Just north of High Springs, Florida, where I visited a dear friend, lies one of her favorite state parks. A new friend was heading up there after we met for breakfast to hunt for wild azaleas called pinksters, to see if any were in bloom yet in early February. I invited myself along and got a guided tour of one of several trails. We walked down the Santa Fe River to the end then back up the other side and crossed a swinging bridge to return to the parking lot. From there, he headed into the wilds and I hit the road again.

One of many bridges across creek beds wet or dry that fan out from the sink where the river disappears underground.

After strolling a beautiful path from the parking lot we came to the end of the line: the river disappears underground to emerge three miles away in River Rise State Preserve. My friend says this spins, most of the time; he shot a time lapse of the turtles spinning around the eddy. There they sit on the logs sticking out from the far shore.

When the river floods, these pools fill in some of the drainages leading out from the sink. Upwelling water also helps keep them full.

At the far end of this pool, a white plastic bag is stuck in a tree. Each spring my friend comes up in his boat and cleans the sink before the music festival.

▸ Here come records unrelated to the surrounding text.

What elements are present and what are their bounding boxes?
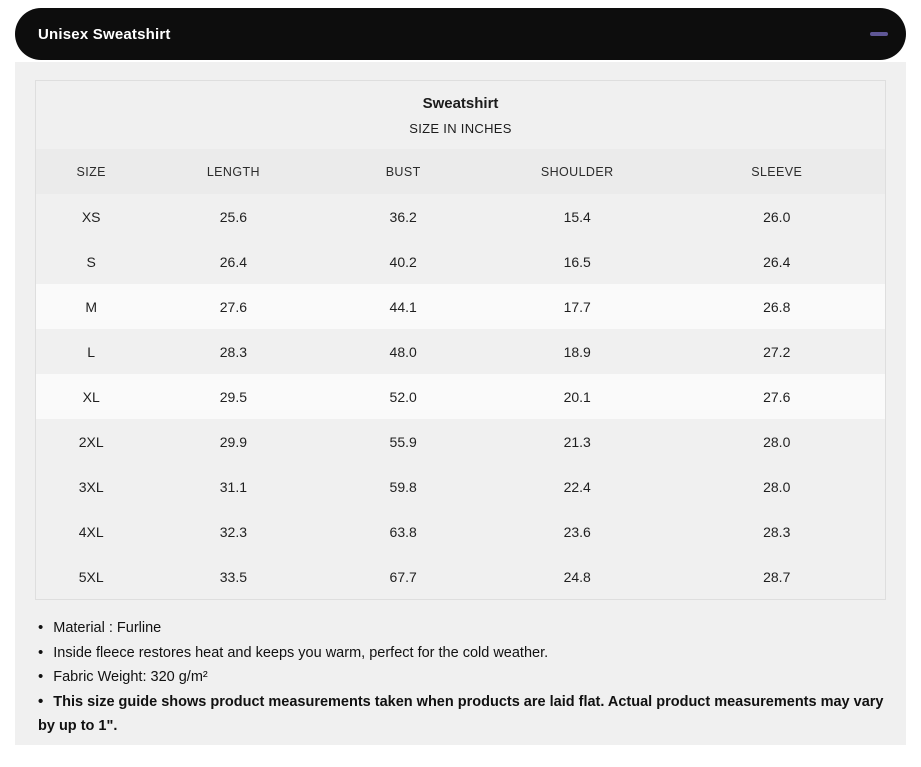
bust-cell: 59.8 xyxy=(320,464,486,509)
table-row: XL 29.5 52.0 20.1 27.6 xyxy=(36,374,885,419)
sleeve-cell: 28.0 xyxy=(668,419,885,464)
bust-cell: 55.9 xyxy=(320,419,486,464)
column-header: SIZE xyxy=(36,149,147,194)
shoulder-cell: 18.9 xyxy=(485,329,669,374)
size-table-box: Sweatshirt SIZE IN INCHES SIZE LENGTH BUST… xyxy=(35,80,886,600)
column-header: SHOULDER xyxy=(485,149,669,194)
column-header: LENGTH xyxy=(146,149,321,194)
bust-cell: 40.2 xyxy=(320,239,486,284)
note-item: Material : Furline xyxy=(38,616,888,641)
shoulder-cell: 21.3 xyxy=(485,419,669,464)
bust-cell: 63.8 xyxy=(320,509,486,554)
size-table: SIZE LENGTH BUST SHOULDER SLEEVE XS 25.6 36.2 1… xyxy=(36,149,885,599)
bust-cell: 52.0 xyxy=(320,374,486,419)
shoulder-cell: 22.4 xyxy=(485,464,669,509)
size-cell: XL xyxy=(36,374,147,419)
length-cell: 29.9 xyxy=(146,419,321,464)
note-item: This size guide shows product measuremen… xyxy=(38,690,888,739)
table-row: M 27.6 44.1 17.7 26.8 xyxy=(36,284,885,329)
column-header-row: SIZE LENGTH BUST SHOULDER SLEEVE xyxy=(36,149,885,194)
table-caption: Sweatshirt SIZE IN INCHES xyxy=(36,81,885,149)
sleeve-cell: 28.3 xyxy=(668,509,885,554)
table-row: 2XL 29.9 55.9 21.3 28.0 xyxy=(36,419,885,464)
table-row: 5XL 33.5 67.7 24.8 28.7 xyxy=(36,554,885,599)
shoulder-cell: 20.1 xyxy=(485,374,669,419)
sleeve-cell: 26.8 xyxy=(668,284,885,329)
size-guide-panel: Sweatshirt SIZE IN INCHES SIZE LENGTH BUST… xyxy=(15,62,906,745)
table-row: 3XL 31.1 59.8 22.4 28.0 xyxy=(36,464,885,509)
table-row: L 28.3 48.0 18.9 27.2 xyxy=(36,329,885,374)
bust-cell: 44.1 xyxy=(320,284,486,329)
accordion-header[interactable]: Unisex Sweatshirt xyxy=(15,8,906,60)
column-header: SLEEVE xyxy=(668,149,885,194)
length-cell: 29.5 xyxy=(146,374,321,419)
shoulder-cell: 16.5 xyxy=(485,239,669,284)
sleeve-cell: 27.6 xyxy=(668,374,885,419)
sleeve-cell: 28.0 xyxy=(668,464,885,509)
column-header: BUST xyxy=(320,149,486,194)
collapse-button[interactable] xyxy=(864,19,894,49)
size-cell: M xyxy=(36,284,147,329)
size-cell: 2XL xyxy=(36,419,147,464)
length-cell: 33.5 xyxy=(146,554,321,599)
bust-cell: 36.2 xyxy=(320,194,486,239)
size-table-body: XS 25.6 36.2 15.4 26.0 S 26.4 40.2 16.5 26.4 M 27.6… xyxy=(36,194,885,599)
bust-cell: 48.0 xyxy=(320,329,486,374)
length-cell: 27.6 xyxy=(146,284,321,329)
length-cell: 31.1 xyxy=(146,464,321,509)
accordion-title: Unisex Sweatshirt xyxy=(38,25,171,43)
length-cell: 25.6 xyxy=(146,194,321,239)
sleeve-cell: 26.4 xyxy=(668,239,885,284)
note-item: Fabric Weight: 320 g/m² xyxy=(38,665,888,690)
size-cell: 5XL xyxy=(36,554,147,599)
minus-icon xyxy=(870,32,888,36)
size-cell: 3XL xyxy=(36,464,147,509)
sleeve-cell: 28.7 xyxy=(668,554,885,599)
size-cell: S xyxy=(36,239,147,284)
shoulder-cell: 24.8 xyxy=(485,554,669,599)
bust-cell: 67.7 xyxy=(320,554,486,599)
shoulder-cell: 17.7 xyxy=(485,284,669,329)
product-notes-list: Material : FurlineInside fleece restores… xyxy=(38,616,888,739)
shoulder-cell: 15.4 xyxy=(485,194,669,239)
note-item: Inside fleece restores heat and keeps yo… xyxy=(38,641,888,666)
table-row: XS 25.6 36.2 15.4 26.0 xyxy=(36,194,885,239)
table-row: 4XL 32.3 63.8 23.6 28.3 xyxy=(36,509,885,554)
table-subtitle: SIZE IN INCHES xyxy=(409,121,512,136)
shoulder-cell: 23.6 xyxy=(485,509,669,554)
size-cell: L xyxy=(36,329,147,374)
size-cell: 4XL xyxy=(36,509,147,554)
length-cell: 28.3 xyxy=(146,329,321,374)
sleeve-cell: 26.0 xyxy=(668,194,885,239)
size-cell: XS xyxy=(36,194,147,239)
length-cell: 32.3 xyxy=(146,509,321,554)
sleeve-cell: 27.2 xyxy=(668,329,885,374)
table-row: S 26.4 40.2 16.5 26.4 xyxy=(36,239,885,284)
length-cell: 26.4 xyxy=(146,239,321,284)
table-title: Sweatshirt xyxy=(422,95,499,112)
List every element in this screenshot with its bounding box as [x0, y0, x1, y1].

Live-oaks and deciduous trees arc over the trail through scrub that would be ripe for rattlesnakes in warmer weather. I feel safe letting the dogs run ahead on their leads.

Dan shoots me shooting him shooting dogs on the main bridge across the Santa Fe River. I think I came to a party here when I was younger, but I don’t remember it quite this way. I remember it as an enclosed spring where we swam, and we saw for the first time, any of us, a rattlesnake swim completely underwater, at a level in the clear blue water parallel with us. I remember the amphitheater seating, the picnic tables, and maybe vaguely a walk down to the sink. but I did not understand the ecology as I do now; I did not comprehend the world yet in quite the expansive way I do now, after living out west. My boundary is bigger.

Swim at your own risk; looking upstream from the bridge; watch for alligators; what’s that shining on the far shore? Downstream, shortly, is the sink: water spins slowly into a giant hole in the ground; the river ends, briefly, before re-emerging downstream from various upwellings in sinkholes, creekbeds or culverts.